Itu artinya, orangtua menganggap kalau bersekolah bertatap muka, biaya uang sekolah tidak sebanyak uang beli kuota untuk belajar daring atau online.
Sebab itu, Mas Nadiem harus memperhatikan rakyat kecil tentunya dengan kebijakan belajar dari rumah secara daring beserta pemerintah kita juga harus beri perhatian.
Kalau siswa-siswi dari keluarga mampu tentu tak jadi masalah belajar daring karena mereka sanggup untuk beli kuota. Coba seandainya masyarakat miskin, kekurangan, susah, tentu belajar daring jadi momok menakutkan.

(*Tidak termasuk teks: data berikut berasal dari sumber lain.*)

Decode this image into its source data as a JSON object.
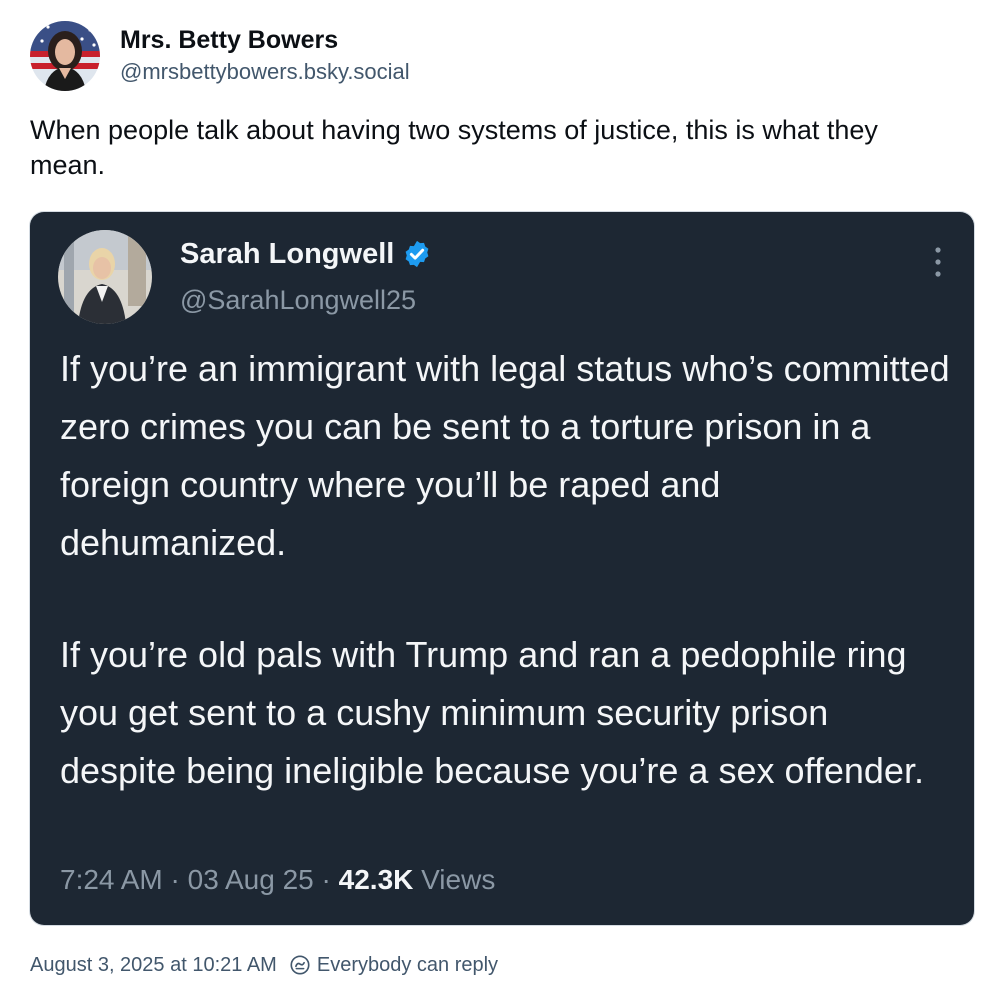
{
  "author": {
    "display_name": "Mrs. Betty Bowers",
    "handle": "@mrsbettybowers.bsky.social",
    "avatar_icon": "profile-photo"
  },
  "post": {
    "text": "When people talk about having two systems of justice, this is what they mean."
  },
  "quoted_tweet": {
    "display_name": "Sarah Longwell",
    "handle": "@SarahLongwell25",
    "verified": true,
    "verified_color": "#1d9bf0",
    "paragraphs": [
      "If you’re an immigrant with legal status who’s committed zero crimes you can be sent to a torture prison in a foreign country where you’ll be raped and dehumanized.",
      "If you’re old pals with Trump and ran a pedophile ring you get sent to a cushy minimum security prison despite being ineligible because you’re a sex offender."
    ],
    "time": "7:24 AM",
    "separator": "·",
    "date": "03 Aug 25",
    "views_count": "42.3K",
    "views_label": "Views",
    "background_color": "#1d2733"
  },
  "footer": {
    "timestamp": "August 3, 2025 at 10:21 AM",
    "reply_setting": "Everybody can reply",
    "reply_icon": "reply-restriction-icon"
  }
}
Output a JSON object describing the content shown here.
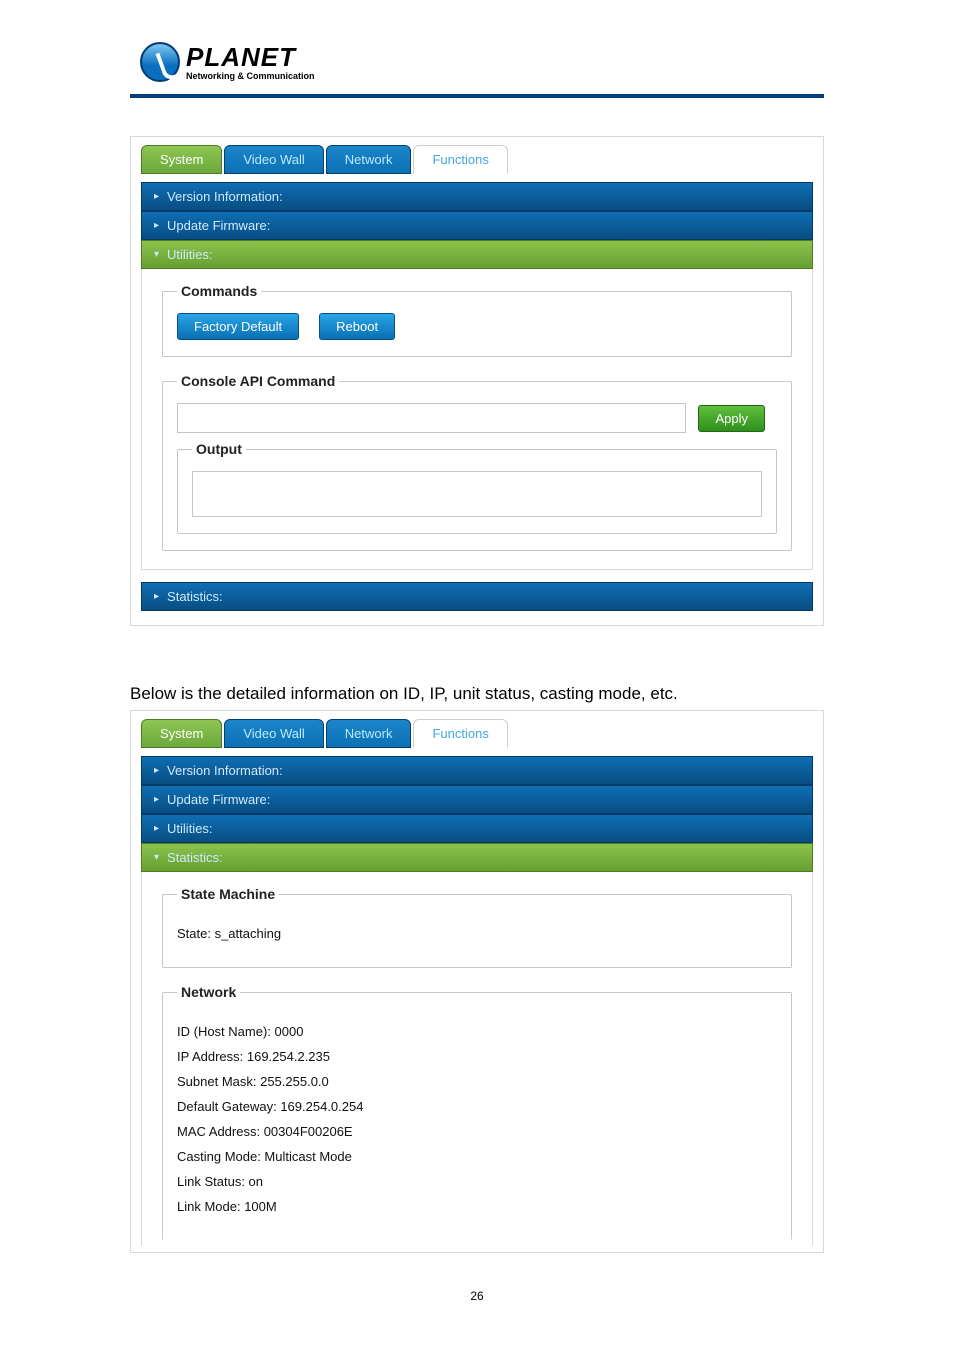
{
  "logo": {
    "brand": "PLANET",
    "tagline": "Networking & Communication"
  },
  "tabs": {
    "system": "System",
    "videoWall": "Video Wall",
    "network": "Network",
    "functions": "Functions"
  },
  "acc": {
    "versionInfo": "Version Information:",
    "updateFirmware": "Update Firmware:",
    "utilities": "Utilities:",
    "statistics": "Statistics:"
  },
  "screenshot1": {
    "commandsLegend": "Commands",
    "factoryDefault": "Factory Default",
    "reboot": "Reboot",
    "consoleApiLegend": "Console API Command",
    "apply": "Apply",
    "outputLegend": "Output"
  },
  "caption": "Below is the detailed information on ID, IP, unit status, casting mode, etc.",
  "screenshot2": {
    "stateMachineLegend": "State Machine",
    "state": "State: s_attaching",
    "networkLegend": "Network",
    "id": "ID (Host Name): 0000",
    "ip": "IP Address: 169.254.2.235",
    "subnet": "Subnet Mask: 255.255.0.0",
    "gateway": "Default Gateway: 169.254.0.254",
    "mac": "MAC Address:  00304F00206E",
    "casting": "Casting Mode: Multicast Mode",
    "linkStatus": "Link Status: on",
    "linkMode": "Link Mode: 100M"
  },
  "pageNumber": "26"
}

Saran penulis, tak masalah sebenarnya belajar daring digulirkan bagi mereka yang mampu. Bagi yang tidak mampu sebaiknya dibantu biaya beli kuota. Atau daerah zona hijau dibuka saja sekolah dengan tatap muka tapi siswa-siswi terbatas, misal satu kelas hanya diisi 10 sampai 20 orang saja, esok hari berbeda lagi siswa-siswinya, seperti di rumah ibadah juga umatnya terbatas untuk beribadah.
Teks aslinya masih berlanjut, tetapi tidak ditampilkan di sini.